Sort of an interesting data point this morning.

Aside from being timeshifted a bit from typical, I usually have a pretty normal/healthy sleep schedule. Drift off around 3, wake up around 11, probably getting 7.5 good hours of sleep most nights. I set an alarm but most days I wake up shortly before it goes off.

Today I had a super early meeting that required waking up before 8. And boom, a sharp spike right when the alarm went off. Went from somewhere below 70 to ~110. Not that high in absolute magnitude, but it was over the course of 15 minutes. Somewhat curiously, there are two missing data samples. I only see 7:41 and 7:56 (alarm was 7:45), but it samples every 5 minutes. I wonder if it was rising fast enough that it couldn’t calibrate or something.

Regardless, this doesn’t seem like a vaguely defined dawn effect. I was deep in sleep, possibly REM, and the alarm went off and my body went “All right, gotta be alert? Here comes the juice.” And within a few minutes I was alert.

Curious now about the relationship between BG and sleep cycles. I do see plenty of overnight variation. Presumably correlated with deep/light sleep?

I do, too. And i hope you are doing well.

One year isn’t a magic number. I have a friend who found an aggressive breast cancer (by feeling it) 3 months after a clean mammogram. She’d had the mastectomy and a lot of other treatments before her next scheduled mammogram.

I realize i am assuming some risks by participating in this study, but i hope the results, whatever they find, will be useful.

Apparently glucose levels drop during REM compared to non-REM sleep. Also here. And greater glucose variability if hypoxic with obstructive sleep apnea

Your doctors must be nicer than mine :slightly_smiling_face:

I think my personal bloodwork probably changes more than daily.

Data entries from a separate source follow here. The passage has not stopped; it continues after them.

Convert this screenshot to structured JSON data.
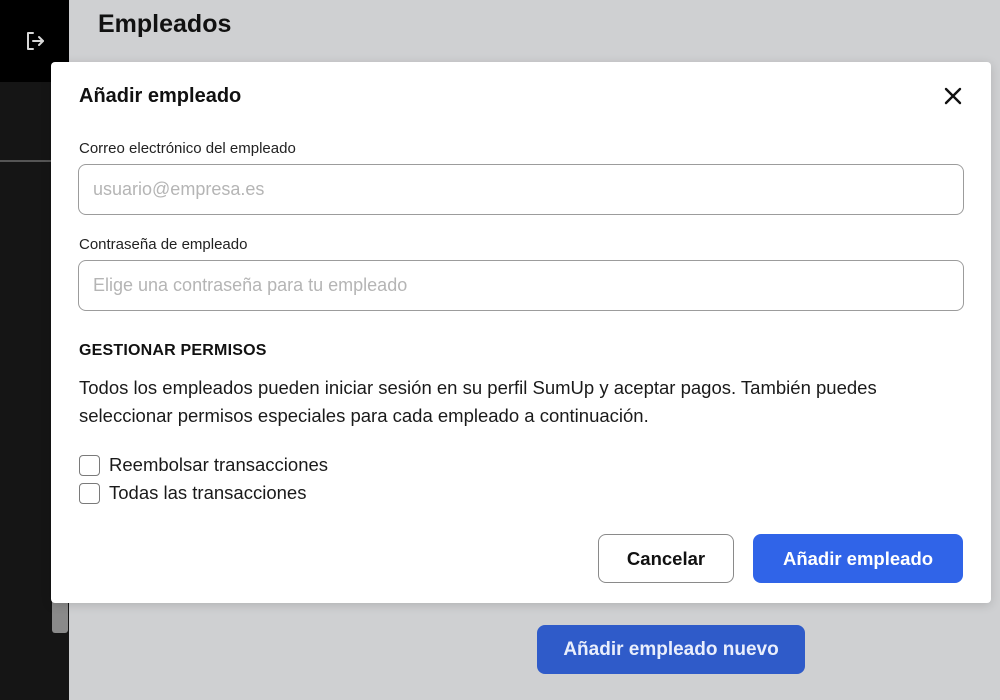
{
  "page": {
    "title": "Empleados",
    "add_new_label": "Añadir empleado nuevo"
  },
  "sidebar": {
    "icon": "logout-icon"
  },
  "modal": {
    "title": "Añadir empleado",
    "close_icon": "close-icon",
    "email": {
      "label": "Correo electrónico del empleado",
      "placeholder": "usuario@empresa.es",
      "value": ""
    },
    "password": {
      "label": "Contraseña de empleado",
      "placeholder": "Elige una contraseña para tu empleado",
      "value": ""
    },
    "permissions": {
      "title": "GESTIONAR PERMISOS",
      "description": "Todos los empleados pueden iniciar sesión en su perfil SumUp y aceptar pagos. También puedes seleccionar permisos especiales para cada empleado a continuación.",
      "options": [
        {
          "label": "Reembolsar transacciones",
          "checked": false
        },
        {
          "label": "Todas las transacciones",
          "checked": false
        }
      ]
    },
    "cancel_label": "Cancelar",
    "submit_label": "Añadir empleado"
  },
  "colors": {
    "primary": "#3064e8",
    "sidebar": "#151515",
    "backdrop": "#cfd0d2"
  }
}
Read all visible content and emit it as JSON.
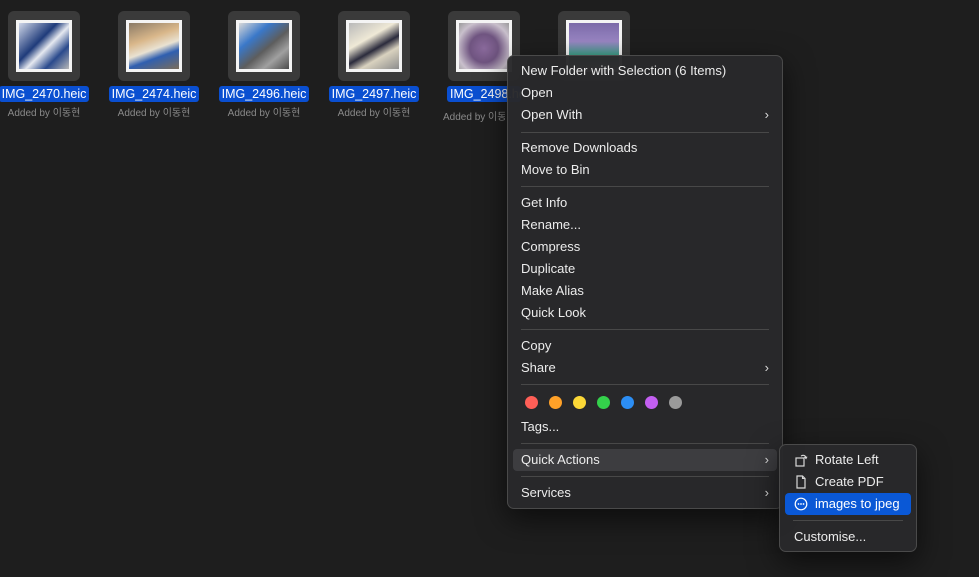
{
  "files": [
    {
      "name": "IMG_2470.heic",
      "added_by": "Added by 이동현"
    },
    {
      "name": "IMG_2474.heic",
      "added_by": "Added by 이동현"
    },
    {
      "name": "IMG_2496.heic",
      "added_by": "Added by 이동현"
    },
    {
      "name": "IMG_2497.heic",
      "added_by": "Added by 이동현"
    },
    {
      "name": "IMG_2498.heic",
      "added_by": "Added by 이동현"
    },
    {
      "name": "",
      "added_by": ""
    }
  ],
  "context_menu": {
    "new_folder": "New Folder with Selection (6 Items)",
    "open": "Open",
    "open_with": "Open With",
    "remove_downloads": "Remove Downloads",
    "move_to_bin": "Move to Bin",
    "get_info": "Get Info",
    "rename": "Rename...",
    "compress": "Compress",
    "duplicate": "Duplicate",
    "make_alias": "Make Alias",
    "quick_look": "Quick Look",
    "copy": "Copy",
    "share": "Share",
    "tags": "Tags...",
    "quick_actions": "Quick Actions",
    "services": "Services",
    "chevron": "›"
  },
  "tag_colors": [
    "#ff5f57",
    "#ffa128",
    "#fcd837",
    "#34d14b",
    "#2c8ef4",
    "#c35ff1",
    "#9a9a9a"
  ],
  "quick_actions_submenu": {
    "rotate_left": "Rotate Left",
    "create_pdf": "Create PDF",
    "images_to_jpeg": "images to jpeg",
    "customise": "Customise..."
  },
  "colors": {
    "selection_blue": "#0a4fd1",
    "menu_highlight_blue": "#0a58d6"
  }
}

They never let me off the hook.

This seems of interest-

This was my takeaway from comparing readouts with diabetic friends. I had a lot of spikes and a few little plateaus above 140, and almost never went higher than 180. Diabetic friends who were well controlled had more stable numbers. Stable above 140, often. They didn’t have the sharp drops that i had routinely, throughout the day. Presumably because they didn’t have a working pancreas to kick in, and generally didn’t worry about anything under 180.

(A friend with newly diagnosed diabetes who was still struggling with controlling it had huge swings, with highs that the rest of us never saw.)

See, that’s exactly the kind of research I like to see from CGMs. Getting a better idea of what constitutes “normal” will help everyone.

The Stelo gives a “target range” of 96% of the time between 70 and 140. That’s only 20 minutes, not 3 hours! Assuming that study holds up, it seems like the Stelo targets are way too aggressive (even counting that maybe you want a more aggressive target than the average).

Curious about one thing, though. The study defines normoglycemic as:

They observed that normoglycemic participants (without traditional diabetes risk factors: elevated blood glucose or HbA1c)

But then goes on to say:

Another important finding was that the majority of participants with normoglycemia and prediabetes had a similar range of mean CGM glucose (100-140mg/dL).

Isn’t HbA1c a marker for mean glucose, though? I.e., shouldn’t prediabetic patients by definition have elevated mean glucose since they have elevated A1c? Or is the observation that mean glucose can actually diverge from A1c? Or that the CGM, measuring interstitial fluid rather than blood, can diverge from blood glucose levels and/or H1c?

Maybe I need to read the study itself.